Report Date


Case Against

Betsi Cadwaladr University Health Board


Clinical treatment in hospital

Case Reference Number



Upheld in whole or in part

Mrs A complained about her brother’s (“Mr B”) care and management while an inpatient at Glan Clwyd Hospital (“the Hospital”) between 10 and 29 October 2020. She said that staff failed to communicate with her, her brother, and the family about her brother’s deteriorating condition. Finally, Mrs A complained about the adequacy and the robustness of the Health Board’s complaint response.
The Ombudsman’s investigation found that broadly the care Mr B received was reasonable, however there were instances where the care could have been better given the severity of Mr B’s condition. For example lack of daily medical review and senior clinical and cardiology input was unsatisfactory.
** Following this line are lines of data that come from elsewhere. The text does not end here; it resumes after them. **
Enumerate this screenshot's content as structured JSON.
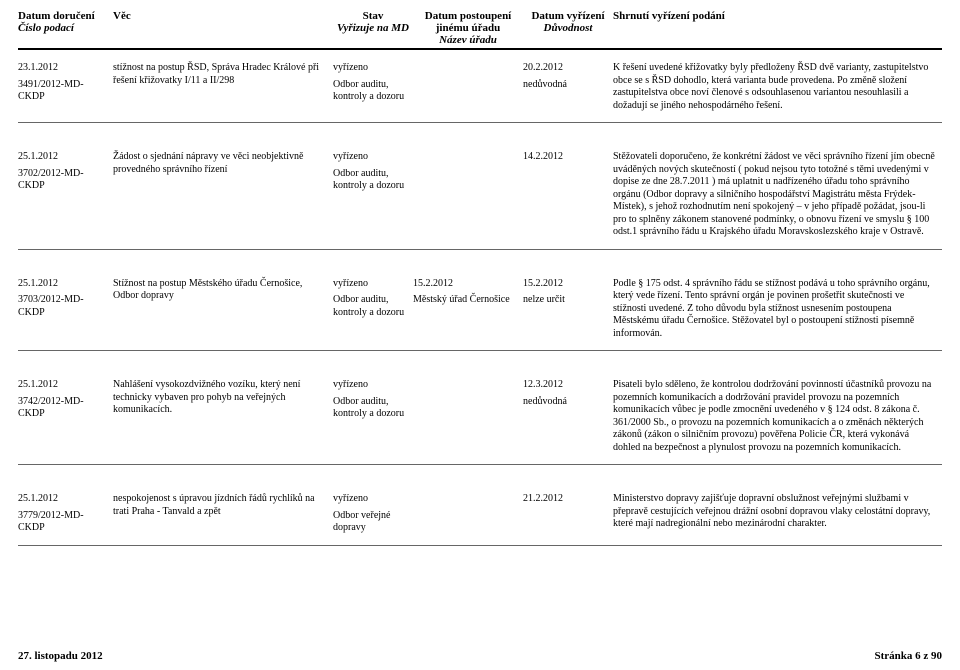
{
  "header": {
    "c1a": "Datum doručení",
    "c1b": "Číslo podací",
    "c2a": "Věc",
    "c3a": "Stav",
    "c3b": "Vyřizuje na MD",
    "c4a": "Datum postoupení jinému úřadu",
    "c4b": "Název úřadu",
    "c5a": "Datum vyřízení",
    "c5b": "Důvodnost",
    "c6a": "Shrnutí vyřízení podání"
  },
  "rows": [
    {
      "date": "23.1.2012",
      "cislo": "3491/2012-MD-CKDP",
      "vec": "stížnost na postup ŘSD, Správa Hradec Králové při řešení křižovatky I/11 a II/298",
      "stav": "vyřízeno",
      "vyrizuje": "Odbor auditu, kontroly a dozoru",
      "post_date": "",
      "post_urad": "",
      "vyr_date": "20.2.2012",
      "duvod": "nedůvodná",
      "shrnuti": "K řešení uvedené křižovatky byly předloženy ŘSD dvě varianty, zastupitelstvo obce se s ŘSD dohodlo, která varianta bude provedena. Po změně složení zastupitelstva obce noví členové s odsouhlasenou variantou nesouhlasili a dožadují se jiného nehospodárného řešení."
    },
    {
      "date": "25.1.2012",
      "cislo": "3702/2012-MD-CKDP",
      "vec": "Žádost o sjednání nápravy ve věci neobjektivně provedného správního řízení",
      "stav": "vyřízeno",
      "vyrizuje": "Odbor auditu, kontroly a dozoru",
      "post_date": "",
      "post_urad": "",
      "vyr_date": "14.2.2012",
      "duvod": "",
      "shrnuti": "Stěžovateli doporučeno, že konkrétní žádost ve věci správního řízení jím obecně uváděných nových skutečností ( pokud nejsou tyto totožné s těmi uvedenými v dopise ze dne 28.7.2011 ) má uplatnit u nadřízeného úřadu toho správního orgánu (Odbor dopravy a silničního hospodářství Magistrátu města Frýdek-Místek), s jehož rozhodnutím není spokojený – v jeho případě požádat, jsou-li pro to splněny zákonem stanovené podmínky, o obnovu řízení ve smyslu § 100 odst.1 správního řádu u Krajského úřadu Moravskoslezského kraje v Ostravě."
    },
    {
      "date": "25.1.2012",
      "cislo": "3703/2012-MD-CKDP",
      "vec": "Stížnost na postup Městského úřadu Černošice, Odbor dopravy",
      "stav": "vyřízeno",
      "vyrizuje": "Odbor auditu, kontroly a dozoru",
      "post_date": "15.2.2012",
      "post_urad": "Městský úřad Černošice",
      "vyr_date": "15.2.2012",
      "duvod": "nelze určit",
      "shrnuti": "Podle § 175 odst. 4 správního řádu se stížnost podává u toho správního orgánu, který vede řízení. Tento správní orgán je povinen prošetřit skutečnosti ve stížnosti uvedené. Z toho důvodu byla stížnost usnesením postoupena Městskému úřadu Černošice. Stěžovatel byl o postoupení stížnosti písemně informován."
    },
    {
      "date": "25.1.2012",
      "cislo": "3742/2012-MD-CKDP",
      "vec": "Nahlášení vysokozdvižného vozíku, který není technicky vybaven pro pohyb na veřejných komunikacích.",
      "stav": "vyřízeno",
      "vyrizuje": "Odbor auditu, kontroly a dozoru",
      "post_date": "",
      "post_urad": "",
      "vyr_date": "12.3.2012",
      "duvod": "nedůvodná",
      "shrnuti": "Pisateli bylo sděleno, že kontrolou dodržování povinností účastníků provozu na pozemních komunikacích a dodržování pravidel provozu na pozemních komunikacích vůbec je podle zmocnění uvedeného v § 124 odst. 8 zákona č. 361/2000 Sb., o provozu na pozemních komunikacích a o změnách některých zákonů (zákon o silničním provozu) pověřena Policie ČR, která vykonává dohled na bezpečnost a plynulost provozu na pozemních komunikacích."
    },
    {
      "date": "25.1.2012",
      "cislo": "3779/2012-MD-CKDP",
      "vec": "nespokojenost s úpravou jízdních řádů rychlíků na trati Praha - Tanvald a zpět",
      "stav": "vyřízeno",
      "vyrizuje": "Odbor veřejné dopravy",
      "post_date": "",
      "post_urad": "",
      "vyr_date": "21.2.2012",
      "duvod": "",
      "shrnuti": "Ministerstvo dopravy zajišťuje dopravní obslužnost veřejnými službami v přepravě cestujících veřejnou drážní osobní dopravou vlaky celostátní dopravy, které mají nadregionální nebo mezinárodní charakter."
    }
  ],
  "footer": {
    "left": "27. listopadu 2012",
    "right": "Stránka 6 z 90"
  }
}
The investigation also highlighted areas of nursing care which fell below expected standards, including the failure to monitor Mr B’s cannula, which meant that Mr B developed an avoidable infection, suffered pain, and needed treatment with antibiotics. The investigation found that the shortcomings in the nursing care were compounded by poor communication and inadequate record keeping, such as the failure to record fluid intake and output, which meant that it was difficult to know if Mr B received a reasonable standard of nursing care on a daily basis. These aspects of Mrs A’s complaint were upheld. The Ombudsman also upheld Mrs A’s complaint about poor complaint handling.
The recommendations made included the Health Board apologising to Mrs A and her family for the shortcomings identified in this report, as well as providing training and support to nursing staff on the Ward on the expected standards in maintaining nursing related documentation, patient risk assessment documentation, care planning and care bundles and communication.